Caring for your workers also means they’ll stay with the company. I think if you’re lucky enough to be somebody’s employer, then you have a real moral obligation to ensure that person looks forward to getting out of bed and coming to work in the morning. If you go into The Container Store and talk to a salesperson, it’s likely that the person helping you has been working there for six, seven, or eight years. Historically, we’ve had an employee turnover rate of about 10 percent in an industry that averages over 100 percent. We’re so thrilled and fortunate that people join our company and never leave.
Business is not a zero-sum game; someone else doesn’t have to lose in order for you to win.
A second aspect of Conscious Capitalism is to build trust and respect among partnering businesses. If you synergistically create trusting long-term relationships with your vendors, those synergies will lead to higher and more sustainable profitability than if you practice traditional game theory with winners and losers. In short, business is not a zero-sum game; someone else doesn’t have to lose in order for you to win.
The companies and individuals that are gaining the most market share and creating the most profitability are increasingly those that practice Conscious Capitalism. Generally, those companies that still approach business as a zero-sum game, and opaquely employ a top-down military command structure form of leadership, are losing market share and being replaced by these better business models.
Thirty-five years ago, Southwest Airlines founder Herb Kelleher told me, “Kip, you can build a much better company on love than you can fear.” It’s a lot easier to win at business, and at life, if everyone associated with your business wants to see you win — rather than lying awake at night figuring out how to get revenge. This way of doing business not only enriches your life, and the lives of people you do business with, but also your business itself. I deeply believe that if you’re only interested in making as much money as humanly possible, this is the best way to do it.
This point about Conscious Capitalism is often lost: It’s not just the best way, it’s also the most profitable. Many of us involved with Conscious Capitalism spend a lot of time coaching and mentoring to try to scale up the movement. But we really do believe that a good capitalist is going to adopt that methodology which is most successful. Raj Sisodia, co-author of the book Conscious Capitalism, found that the returns of companies practicing Conscious Capitalism have outperformed the S&P 500 index by 14-to-1 over the past 15 years. Because Conscious Capitalism ultimately leads to higher profits, it’s likely that this way of doing business will soon become the dominant form of capitalism.

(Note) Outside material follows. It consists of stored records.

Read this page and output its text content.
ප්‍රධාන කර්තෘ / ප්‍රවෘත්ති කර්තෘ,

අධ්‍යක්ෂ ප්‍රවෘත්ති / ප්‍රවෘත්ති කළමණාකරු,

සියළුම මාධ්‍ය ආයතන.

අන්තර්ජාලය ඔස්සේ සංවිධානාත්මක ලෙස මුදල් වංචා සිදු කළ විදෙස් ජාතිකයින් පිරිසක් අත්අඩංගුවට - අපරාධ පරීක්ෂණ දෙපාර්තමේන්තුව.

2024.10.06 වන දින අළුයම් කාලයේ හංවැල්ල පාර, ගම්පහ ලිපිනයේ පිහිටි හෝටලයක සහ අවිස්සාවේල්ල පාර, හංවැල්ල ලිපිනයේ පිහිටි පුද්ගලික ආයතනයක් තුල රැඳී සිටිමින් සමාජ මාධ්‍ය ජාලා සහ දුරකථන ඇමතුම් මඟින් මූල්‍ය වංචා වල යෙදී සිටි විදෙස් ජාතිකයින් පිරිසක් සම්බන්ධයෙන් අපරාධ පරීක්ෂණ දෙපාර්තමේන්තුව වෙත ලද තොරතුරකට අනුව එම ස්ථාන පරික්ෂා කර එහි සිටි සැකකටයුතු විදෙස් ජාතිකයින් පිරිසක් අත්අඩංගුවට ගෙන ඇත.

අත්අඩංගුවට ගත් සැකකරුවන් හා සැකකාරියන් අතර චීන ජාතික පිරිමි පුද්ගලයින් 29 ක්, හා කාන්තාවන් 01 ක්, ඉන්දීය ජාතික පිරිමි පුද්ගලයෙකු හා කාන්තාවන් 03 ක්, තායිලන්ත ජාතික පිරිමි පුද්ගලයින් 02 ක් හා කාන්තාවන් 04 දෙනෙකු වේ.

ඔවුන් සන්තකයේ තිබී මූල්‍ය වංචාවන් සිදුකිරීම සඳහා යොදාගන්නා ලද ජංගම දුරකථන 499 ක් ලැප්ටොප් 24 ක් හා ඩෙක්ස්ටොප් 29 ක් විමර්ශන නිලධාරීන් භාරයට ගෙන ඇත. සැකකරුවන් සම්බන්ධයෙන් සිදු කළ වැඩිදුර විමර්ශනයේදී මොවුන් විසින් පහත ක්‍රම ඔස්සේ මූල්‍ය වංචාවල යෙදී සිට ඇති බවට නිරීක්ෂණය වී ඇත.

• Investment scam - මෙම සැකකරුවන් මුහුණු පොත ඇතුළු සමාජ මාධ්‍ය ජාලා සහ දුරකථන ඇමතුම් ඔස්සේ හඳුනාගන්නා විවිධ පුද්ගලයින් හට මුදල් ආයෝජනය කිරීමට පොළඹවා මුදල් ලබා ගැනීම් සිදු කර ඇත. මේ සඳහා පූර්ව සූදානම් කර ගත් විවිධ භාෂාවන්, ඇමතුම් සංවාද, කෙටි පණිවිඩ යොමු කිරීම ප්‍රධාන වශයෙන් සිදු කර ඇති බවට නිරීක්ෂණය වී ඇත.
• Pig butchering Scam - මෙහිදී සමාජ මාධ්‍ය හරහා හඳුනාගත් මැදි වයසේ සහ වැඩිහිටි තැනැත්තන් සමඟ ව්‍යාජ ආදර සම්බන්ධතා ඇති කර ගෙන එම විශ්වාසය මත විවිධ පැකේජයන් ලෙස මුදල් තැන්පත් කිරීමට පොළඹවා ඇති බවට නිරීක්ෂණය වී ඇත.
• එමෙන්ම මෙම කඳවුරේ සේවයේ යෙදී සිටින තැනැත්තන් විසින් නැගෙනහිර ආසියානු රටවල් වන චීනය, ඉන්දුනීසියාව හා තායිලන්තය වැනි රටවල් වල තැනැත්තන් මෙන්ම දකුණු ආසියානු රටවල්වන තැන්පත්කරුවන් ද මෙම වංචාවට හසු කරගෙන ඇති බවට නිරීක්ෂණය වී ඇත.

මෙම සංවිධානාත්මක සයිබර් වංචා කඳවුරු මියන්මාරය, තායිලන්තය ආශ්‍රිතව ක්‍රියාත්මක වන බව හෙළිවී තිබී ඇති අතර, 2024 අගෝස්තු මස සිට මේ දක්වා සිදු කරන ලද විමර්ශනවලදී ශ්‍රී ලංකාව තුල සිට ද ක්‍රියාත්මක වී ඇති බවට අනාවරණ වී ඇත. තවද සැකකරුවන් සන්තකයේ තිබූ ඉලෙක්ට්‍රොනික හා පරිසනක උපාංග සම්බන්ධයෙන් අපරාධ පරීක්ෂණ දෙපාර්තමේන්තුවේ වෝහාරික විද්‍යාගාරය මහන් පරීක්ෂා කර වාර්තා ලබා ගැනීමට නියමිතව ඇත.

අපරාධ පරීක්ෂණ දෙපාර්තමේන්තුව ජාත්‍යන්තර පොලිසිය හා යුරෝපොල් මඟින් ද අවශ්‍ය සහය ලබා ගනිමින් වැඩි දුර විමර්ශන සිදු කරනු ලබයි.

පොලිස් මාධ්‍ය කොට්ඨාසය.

Conscious Capitalism is not just about higher profits, it’s about creating businesses built to last. If a group of us founded a farm, and we only really cared about the farm’s productivity for this quarter or this year, we wouldn’t have much of a farm in five years. The best farmers are ones that take care of their land, so that it will still be fertile decades down the line. The same principle is true for other businesses.
Conscious Capitalism will increase our country’s GDP. We’ll see not only higher wages, happier workers, and healthier families, we’ll see companies built to last that will add value to the economy and society on an unprecedented scale. And harmonizing a desire for high profits with the interests of employees, vendors, communities — all of the stakeholders — will ironically, and wonderfully, lead to superior returns for the company’s shareholders. We are all better off.
Kip Tindell is Co-Founder and Chairman of The Container Store, serves on the board of Conscious Capitalism, and is the author of UNCONTAINABLE: How Passion, Commitment and Conscious Capitalism Built a Business Where Everyone Thrives.